And it was a “ pleasure” in every sense.
In a historic room full of architectural character – stained glass, commemorative plaques – about 50 students and I discussed the power of my industry.
All eyes were on me, no cell phones, no chatter, this was a group eager to get the information they came for.
While they had some input into the content, they mostly counted on me to share what they’ll never learn in a text book.
At the end it was their turn.
One student asked me what advice I had for students today.
“That’s an easy one. Do what you love.” I said
Another shared that he was starting a business with his grandfather (how cool is that?) – a bed and breakfast in Niagara – and he enthusiastically absorbed our conversation about how to create a memorable guest experience.
A couple asked for my power point slides that showed statistical, impactful data. Happy to share.
A few asked about program measurement, how to effectively communicate with specific audiences, channels of distribution, importing and even how they could get started in the industry.
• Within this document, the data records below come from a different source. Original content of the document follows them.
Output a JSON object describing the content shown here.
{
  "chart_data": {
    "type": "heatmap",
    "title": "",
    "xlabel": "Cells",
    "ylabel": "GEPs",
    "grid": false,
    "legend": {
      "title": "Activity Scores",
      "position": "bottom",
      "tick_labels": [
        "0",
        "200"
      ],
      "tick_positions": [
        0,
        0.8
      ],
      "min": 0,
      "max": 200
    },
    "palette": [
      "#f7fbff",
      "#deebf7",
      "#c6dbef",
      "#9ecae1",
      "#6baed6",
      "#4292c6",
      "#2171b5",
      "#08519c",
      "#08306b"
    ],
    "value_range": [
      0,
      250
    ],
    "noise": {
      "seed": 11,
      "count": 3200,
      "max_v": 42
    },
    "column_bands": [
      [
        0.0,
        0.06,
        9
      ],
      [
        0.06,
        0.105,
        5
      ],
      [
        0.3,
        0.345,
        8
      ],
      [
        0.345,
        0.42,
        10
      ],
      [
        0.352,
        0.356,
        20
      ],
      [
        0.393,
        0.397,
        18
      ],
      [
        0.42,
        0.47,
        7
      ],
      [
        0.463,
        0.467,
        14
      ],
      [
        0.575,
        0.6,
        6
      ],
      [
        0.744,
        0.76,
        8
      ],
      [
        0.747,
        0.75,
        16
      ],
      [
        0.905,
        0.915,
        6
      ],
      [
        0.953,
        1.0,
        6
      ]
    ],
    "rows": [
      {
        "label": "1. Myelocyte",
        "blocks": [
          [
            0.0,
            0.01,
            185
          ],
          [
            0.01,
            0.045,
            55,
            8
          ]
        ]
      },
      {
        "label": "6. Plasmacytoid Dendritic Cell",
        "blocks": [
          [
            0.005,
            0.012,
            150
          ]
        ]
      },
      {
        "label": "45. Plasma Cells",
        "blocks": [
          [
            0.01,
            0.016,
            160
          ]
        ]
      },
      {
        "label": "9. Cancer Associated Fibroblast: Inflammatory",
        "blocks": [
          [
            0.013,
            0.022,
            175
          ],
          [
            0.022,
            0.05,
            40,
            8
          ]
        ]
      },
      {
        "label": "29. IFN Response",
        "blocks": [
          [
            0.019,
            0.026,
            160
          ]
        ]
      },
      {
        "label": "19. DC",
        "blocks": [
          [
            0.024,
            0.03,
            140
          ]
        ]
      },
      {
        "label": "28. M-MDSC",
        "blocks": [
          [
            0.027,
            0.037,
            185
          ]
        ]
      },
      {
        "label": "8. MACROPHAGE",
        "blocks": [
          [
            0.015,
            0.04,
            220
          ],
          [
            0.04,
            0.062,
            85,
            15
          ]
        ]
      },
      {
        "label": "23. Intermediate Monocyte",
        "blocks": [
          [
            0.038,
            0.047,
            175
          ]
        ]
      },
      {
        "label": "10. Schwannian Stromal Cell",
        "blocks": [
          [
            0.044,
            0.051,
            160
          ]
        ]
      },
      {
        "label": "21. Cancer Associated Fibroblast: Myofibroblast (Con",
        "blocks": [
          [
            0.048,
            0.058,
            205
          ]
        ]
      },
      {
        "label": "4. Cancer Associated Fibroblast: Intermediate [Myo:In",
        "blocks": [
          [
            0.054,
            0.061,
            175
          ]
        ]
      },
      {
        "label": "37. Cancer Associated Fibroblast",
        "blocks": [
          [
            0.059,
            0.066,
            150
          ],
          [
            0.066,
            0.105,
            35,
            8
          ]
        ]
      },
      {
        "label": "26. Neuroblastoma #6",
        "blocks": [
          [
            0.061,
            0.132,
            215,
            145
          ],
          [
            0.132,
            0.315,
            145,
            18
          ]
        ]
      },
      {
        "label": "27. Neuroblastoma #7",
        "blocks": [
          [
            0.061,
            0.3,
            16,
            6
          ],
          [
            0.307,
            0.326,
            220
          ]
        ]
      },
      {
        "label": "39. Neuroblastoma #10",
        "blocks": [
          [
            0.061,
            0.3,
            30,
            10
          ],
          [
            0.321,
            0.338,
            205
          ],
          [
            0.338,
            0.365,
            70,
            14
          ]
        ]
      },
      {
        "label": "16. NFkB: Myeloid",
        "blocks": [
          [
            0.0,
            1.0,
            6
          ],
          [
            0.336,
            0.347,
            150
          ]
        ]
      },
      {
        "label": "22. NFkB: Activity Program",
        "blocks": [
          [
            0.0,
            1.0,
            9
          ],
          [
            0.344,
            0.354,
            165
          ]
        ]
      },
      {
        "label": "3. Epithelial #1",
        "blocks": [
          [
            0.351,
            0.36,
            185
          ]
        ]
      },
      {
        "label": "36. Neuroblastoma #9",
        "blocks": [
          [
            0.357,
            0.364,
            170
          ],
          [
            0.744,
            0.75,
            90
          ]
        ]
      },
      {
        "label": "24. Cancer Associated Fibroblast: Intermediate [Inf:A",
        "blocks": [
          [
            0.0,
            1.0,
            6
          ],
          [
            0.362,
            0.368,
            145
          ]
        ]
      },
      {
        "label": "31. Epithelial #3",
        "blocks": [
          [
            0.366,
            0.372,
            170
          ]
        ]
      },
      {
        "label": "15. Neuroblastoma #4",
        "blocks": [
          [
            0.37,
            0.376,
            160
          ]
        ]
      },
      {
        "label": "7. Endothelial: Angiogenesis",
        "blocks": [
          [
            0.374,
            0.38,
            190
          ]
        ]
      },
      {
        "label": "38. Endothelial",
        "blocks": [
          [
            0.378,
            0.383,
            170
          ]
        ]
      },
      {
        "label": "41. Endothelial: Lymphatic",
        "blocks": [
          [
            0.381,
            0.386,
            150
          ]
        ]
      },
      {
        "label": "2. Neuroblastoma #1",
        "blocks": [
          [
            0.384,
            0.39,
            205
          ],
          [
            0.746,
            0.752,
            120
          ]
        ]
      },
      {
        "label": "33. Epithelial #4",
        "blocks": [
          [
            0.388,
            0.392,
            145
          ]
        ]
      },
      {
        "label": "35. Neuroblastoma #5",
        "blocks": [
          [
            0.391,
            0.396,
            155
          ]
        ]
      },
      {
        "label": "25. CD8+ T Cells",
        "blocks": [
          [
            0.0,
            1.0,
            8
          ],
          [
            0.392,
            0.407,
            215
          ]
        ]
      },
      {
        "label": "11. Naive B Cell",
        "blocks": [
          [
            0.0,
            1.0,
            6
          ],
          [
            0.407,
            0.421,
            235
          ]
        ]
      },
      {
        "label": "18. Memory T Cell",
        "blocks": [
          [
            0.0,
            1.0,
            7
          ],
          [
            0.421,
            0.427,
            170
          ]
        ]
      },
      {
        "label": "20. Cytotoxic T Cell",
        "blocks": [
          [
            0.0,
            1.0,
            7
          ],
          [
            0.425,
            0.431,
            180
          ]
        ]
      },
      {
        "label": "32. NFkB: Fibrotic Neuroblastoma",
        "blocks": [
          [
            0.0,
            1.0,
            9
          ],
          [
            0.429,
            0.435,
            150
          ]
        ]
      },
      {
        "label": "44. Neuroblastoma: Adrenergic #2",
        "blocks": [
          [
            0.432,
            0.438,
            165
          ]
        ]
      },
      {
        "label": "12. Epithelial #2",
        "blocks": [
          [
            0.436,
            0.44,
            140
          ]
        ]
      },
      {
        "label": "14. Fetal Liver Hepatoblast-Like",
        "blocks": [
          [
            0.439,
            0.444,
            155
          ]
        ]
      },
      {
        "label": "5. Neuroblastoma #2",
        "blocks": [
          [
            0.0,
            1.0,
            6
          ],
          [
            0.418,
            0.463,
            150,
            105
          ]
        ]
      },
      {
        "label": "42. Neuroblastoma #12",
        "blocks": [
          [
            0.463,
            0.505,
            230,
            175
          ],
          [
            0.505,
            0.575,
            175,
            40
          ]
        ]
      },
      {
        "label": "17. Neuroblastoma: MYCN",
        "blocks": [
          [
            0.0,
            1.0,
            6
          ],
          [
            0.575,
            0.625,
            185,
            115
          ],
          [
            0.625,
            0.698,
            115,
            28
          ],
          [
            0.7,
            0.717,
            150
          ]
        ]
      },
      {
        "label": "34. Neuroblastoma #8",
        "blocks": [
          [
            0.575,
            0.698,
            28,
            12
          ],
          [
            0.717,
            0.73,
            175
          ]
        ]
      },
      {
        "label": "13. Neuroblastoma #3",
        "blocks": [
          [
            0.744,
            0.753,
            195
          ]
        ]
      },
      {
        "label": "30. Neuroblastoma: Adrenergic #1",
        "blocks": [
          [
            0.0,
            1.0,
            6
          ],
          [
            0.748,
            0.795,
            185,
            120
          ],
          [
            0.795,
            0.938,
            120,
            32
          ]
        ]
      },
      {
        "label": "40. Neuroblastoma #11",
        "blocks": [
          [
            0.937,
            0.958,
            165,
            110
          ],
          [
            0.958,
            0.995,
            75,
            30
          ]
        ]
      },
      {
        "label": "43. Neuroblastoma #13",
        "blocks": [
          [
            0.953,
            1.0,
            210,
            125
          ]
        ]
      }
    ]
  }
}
I know I was there for them but truth be told I was the one who was energized. It’s just so awesome to be engaged with these young thinkers!
The last question was about media in general. They asked what impact the internet and social media had on my industry.
I asked them back, “Would you rather have a skype call with your girlfriend or enjoy an in-person hug?”
AHA – we’re sensory beings
My industry delivers what I call “sensory media” which perfectly suits sensory beings. (We see, hear, smell, taste, and touch.)
While the internet allows us to communicate quickly and efficiently with thousands of people with the stroke of a key, nothing can replace our need for personal connection. And nothing will ever change about the fact that it’s “people” who buy, not companies, or demographics, or audiences.
I continued to answer that final question with the fact that during the recession some people/companies thought it prudent to cut marketing and recognition from their investments. (I guess they considered them “expenses”.) Technology has demanded that we move at lightning speed and sometimes we get so caught up in keeping up we forget to be human. Technology has afforded us instant communication – fast, fast, fast – but it doesn’t mean it’s always the most effective. Technology holds an essential place in how we communicate but it’s not the whole enchilada. It can’t be, because it doesn’t totally serve us as humans.
Gifting makes us feel good. It’s in our DNA. C’mon, name one person who doesn’t appreciate a thoughtful gift?
Gifts are interactive. They’re sensory. And they offer multiple impressions as long as the gift is kept.
So if your gift aligns with the needs of the recipient and carries your message, everyone wins!
I guess I could have told the students I’m in the “touchy feely” business … but then I likely would have had a lot more explaining to do.